Building on empty land—which the city already owns—can help address both problems. Builders would construct mostly market-rate housing, but they could set aside a portion of the new housing as smaller dwellings for “over-housed” elderly tenants. NYCHA could also use lease payments from the private-sector developments to invest in its aging public-housing stock. If anything, the de Blasio administration should expand new building beyond the 14 Manhattan sites, from the Lower East Side to Harlem, identified in Bloomberg’s original proposal. Some 334 NYCHA developments exist in all, many in neighborhoods that have lately become more desirable. Taking this approach would also result in a modicum of economic integration.

Building on empty public housing land won’t yield the additional 200,000 units of affordable housing that de Blasio desires, but legalizing so-called “accessory apartments” could. The idea has long enjoyed the support of leading city council progressives (notably Lander, now deputy leader for policy and dubbed the “shadow speaker”). A 2008 study by the Pratt Center for Community Development (then headed by Lander) and the Chhaya Community Development Corporation, a South Asian group in Jackson Heights, estimated that between 1990 and 2000, the city added some 114,000 informal accessory units, most often in basement apartments in one- and two-family homes and row houses in immigrant neighborhoods in Queens, Brooklyn, and the Bronx. These units’ formal code violations are often minor— below-grade windows, for example, which don’t let in the requisite amount of light. Others are more serious: lacking two exits, say. But they are, without doubt, affordable dwellings. Chhaya’s Drew Goldsman estimates that two-bedroom units would rent for $900 and three-bedroom units for $1,200, and that renovations to make them safe would cost less than $30,000. Lander sees them as low-cost versions of the “micro-units” that the Bloomberg administration promoted in Manhattan and believes that their legalization, with agreed-upon safety improvements, could facilitate the upward mobility of immigrant homeowners.
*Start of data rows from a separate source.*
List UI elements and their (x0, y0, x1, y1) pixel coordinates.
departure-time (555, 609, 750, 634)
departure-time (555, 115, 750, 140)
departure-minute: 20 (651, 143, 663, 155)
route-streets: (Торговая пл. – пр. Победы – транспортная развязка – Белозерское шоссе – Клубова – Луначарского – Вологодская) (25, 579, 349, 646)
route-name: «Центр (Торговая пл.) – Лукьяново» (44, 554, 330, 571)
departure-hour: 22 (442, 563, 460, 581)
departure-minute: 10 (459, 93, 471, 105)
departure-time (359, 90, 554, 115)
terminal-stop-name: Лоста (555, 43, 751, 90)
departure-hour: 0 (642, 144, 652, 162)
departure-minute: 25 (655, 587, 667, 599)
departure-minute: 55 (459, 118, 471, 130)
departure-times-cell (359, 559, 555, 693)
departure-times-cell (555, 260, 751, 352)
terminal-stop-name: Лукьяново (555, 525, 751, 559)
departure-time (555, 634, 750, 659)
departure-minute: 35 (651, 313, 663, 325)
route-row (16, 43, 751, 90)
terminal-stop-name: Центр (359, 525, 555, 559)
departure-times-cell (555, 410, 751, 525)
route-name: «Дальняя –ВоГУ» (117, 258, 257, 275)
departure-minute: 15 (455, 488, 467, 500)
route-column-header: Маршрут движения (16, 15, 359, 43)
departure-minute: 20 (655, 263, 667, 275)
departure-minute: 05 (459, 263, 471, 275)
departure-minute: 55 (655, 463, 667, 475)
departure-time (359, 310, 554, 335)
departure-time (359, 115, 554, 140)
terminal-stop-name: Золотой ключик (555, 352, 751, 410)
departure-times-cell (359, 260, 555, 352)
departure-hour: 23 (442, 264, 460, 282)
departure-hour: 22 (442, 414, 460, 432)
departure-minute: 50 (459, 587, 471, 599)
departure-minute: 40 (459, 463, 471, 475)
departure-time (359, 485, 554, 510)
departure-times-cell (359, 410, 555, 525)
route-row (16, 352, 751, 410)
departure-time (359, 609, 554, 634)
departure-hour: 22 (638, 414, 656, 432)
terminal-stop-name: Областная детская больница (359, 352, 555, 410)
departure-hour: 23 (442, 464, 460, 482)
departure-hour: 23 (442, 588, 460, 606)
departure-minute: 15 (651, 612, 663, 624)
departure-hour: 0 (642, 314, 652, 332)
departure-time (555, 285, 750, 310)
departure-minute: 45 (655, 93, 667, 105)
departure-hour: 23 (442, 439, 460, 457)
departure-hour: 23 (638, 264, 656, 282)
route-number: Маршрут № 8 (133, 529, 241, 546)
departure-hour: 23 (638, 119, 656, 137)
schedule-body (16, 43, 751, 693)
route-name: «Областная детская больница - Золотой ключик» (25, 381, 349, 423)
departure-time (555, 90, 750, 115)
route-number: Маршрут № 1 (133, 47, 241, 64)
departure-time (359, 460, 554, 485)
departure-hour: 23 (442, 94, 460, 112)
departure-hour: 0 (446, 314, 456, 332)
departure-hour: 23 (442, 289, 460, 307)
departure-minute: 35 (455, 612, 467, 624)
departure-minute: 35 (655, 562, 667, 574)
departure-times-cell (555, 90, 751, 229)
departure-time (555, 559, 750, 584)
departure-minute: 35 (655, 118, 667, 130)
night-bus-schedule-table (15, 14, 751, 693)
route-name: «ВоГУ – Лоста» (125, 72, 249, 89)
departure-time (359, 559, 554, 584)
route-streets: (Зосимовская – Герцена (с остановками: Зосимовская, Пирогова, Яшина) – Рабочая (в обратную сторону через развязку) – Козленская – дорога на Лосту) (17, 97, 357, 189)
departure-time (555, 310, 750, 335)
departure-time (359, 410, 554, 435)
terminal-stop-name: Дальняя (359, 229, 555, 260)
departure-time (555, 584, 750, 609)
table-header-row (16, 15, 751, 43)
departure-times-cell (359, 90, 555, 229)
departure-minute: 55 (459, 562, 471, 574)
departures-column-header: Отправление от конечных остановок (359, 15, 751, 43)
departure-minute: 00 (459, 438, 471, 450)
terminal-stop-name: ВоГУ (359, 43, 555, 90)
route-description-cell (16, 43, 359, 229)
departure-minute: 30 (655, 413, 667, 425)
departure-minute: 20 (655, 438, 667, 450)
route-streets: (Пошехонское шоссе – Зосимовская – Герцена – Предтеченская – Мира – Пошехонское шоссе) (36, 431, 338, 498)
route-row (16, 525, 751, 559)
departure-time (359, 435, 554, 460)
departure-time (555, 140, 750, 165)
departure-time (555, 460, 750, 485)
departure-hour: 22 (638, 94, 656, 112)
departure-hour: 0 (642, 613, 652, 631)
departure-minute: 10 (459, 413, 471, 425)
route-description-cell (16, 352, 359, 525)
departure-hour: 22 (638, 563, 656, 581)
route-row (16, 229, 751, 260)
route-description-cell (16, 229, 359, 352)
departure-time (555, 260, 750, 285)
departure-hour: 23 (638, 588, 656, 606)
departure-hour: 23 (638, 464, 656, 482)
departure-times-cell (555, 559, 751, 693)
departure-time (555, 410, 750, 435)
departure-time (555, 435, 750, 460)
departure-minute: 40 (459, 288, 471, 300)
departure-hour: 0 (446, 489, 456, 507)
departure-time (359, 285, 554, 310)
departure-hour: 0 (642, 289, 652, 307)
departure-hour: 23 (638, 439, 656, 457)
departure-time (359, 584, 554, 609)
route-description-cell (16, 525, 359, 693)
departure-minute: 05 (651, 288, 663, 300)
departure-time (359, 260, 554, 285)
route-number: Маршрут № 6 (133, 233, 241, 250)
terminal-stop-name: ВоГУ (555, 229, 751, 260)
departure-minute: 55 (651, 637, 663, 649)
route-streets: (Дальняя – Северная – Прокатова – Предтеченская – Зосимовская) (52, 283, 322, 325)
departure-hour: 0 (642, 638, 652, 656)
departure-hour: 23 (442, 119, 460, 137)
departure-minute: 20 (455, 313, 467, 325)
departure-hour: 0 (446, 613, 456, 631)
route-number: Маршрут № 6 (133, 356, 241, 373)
The value of these properties will rise when the units are formalized.

By now, the number of accessory apartments may be far greater than what Pratt found in 2008. Encouraging their legalization could lead to still more conversions. It would be a policy in the venerable New York tradition, providing owners and tenants alike a vehicle for moving up the economic ladder. De Blasio could get pushback from residents in some coastal and low-lying neighborhoods (notably the Rockaways) worried about basement flooding in the event of another Superstorm Sandy. Some neighborhoods may not be thrilled about immigrant newcomers crowding together. But the mayor, who has said that he will “use height and density to the maximum feasible extent,” may find that two-family homes in the outer boroughs give him the best chance of meeting his 200,000-unit goal.

If de Blasio insists on extracting tribute from large developers, he should let them contribute to a fund that might aid those outer-borough homeowners—or ask (perhaps even require) them to build large projects on less expensive land. This policy, called “linkage” and used by other cities, notably Boston, would make it possible for builders to construct more affordable units outside of expensive Manhattan and northern Brooklyn. Here, De Blasio might emulate the Salvation Army and the Children’s Aid Society, both of which recently announced plans to sell expensive Manhattan real estate and move to less pricey locations. Both organizations will use the profits from such sales to help finance their good works. Of course, the equivalent approach to housing policy would require de-emphasizing economic integration in favor of aiding neighborhoods filled with strivers of modest means.

Democrats profess to care about these people. We’ll find out on May 1 what Bill de Blasio really cares about.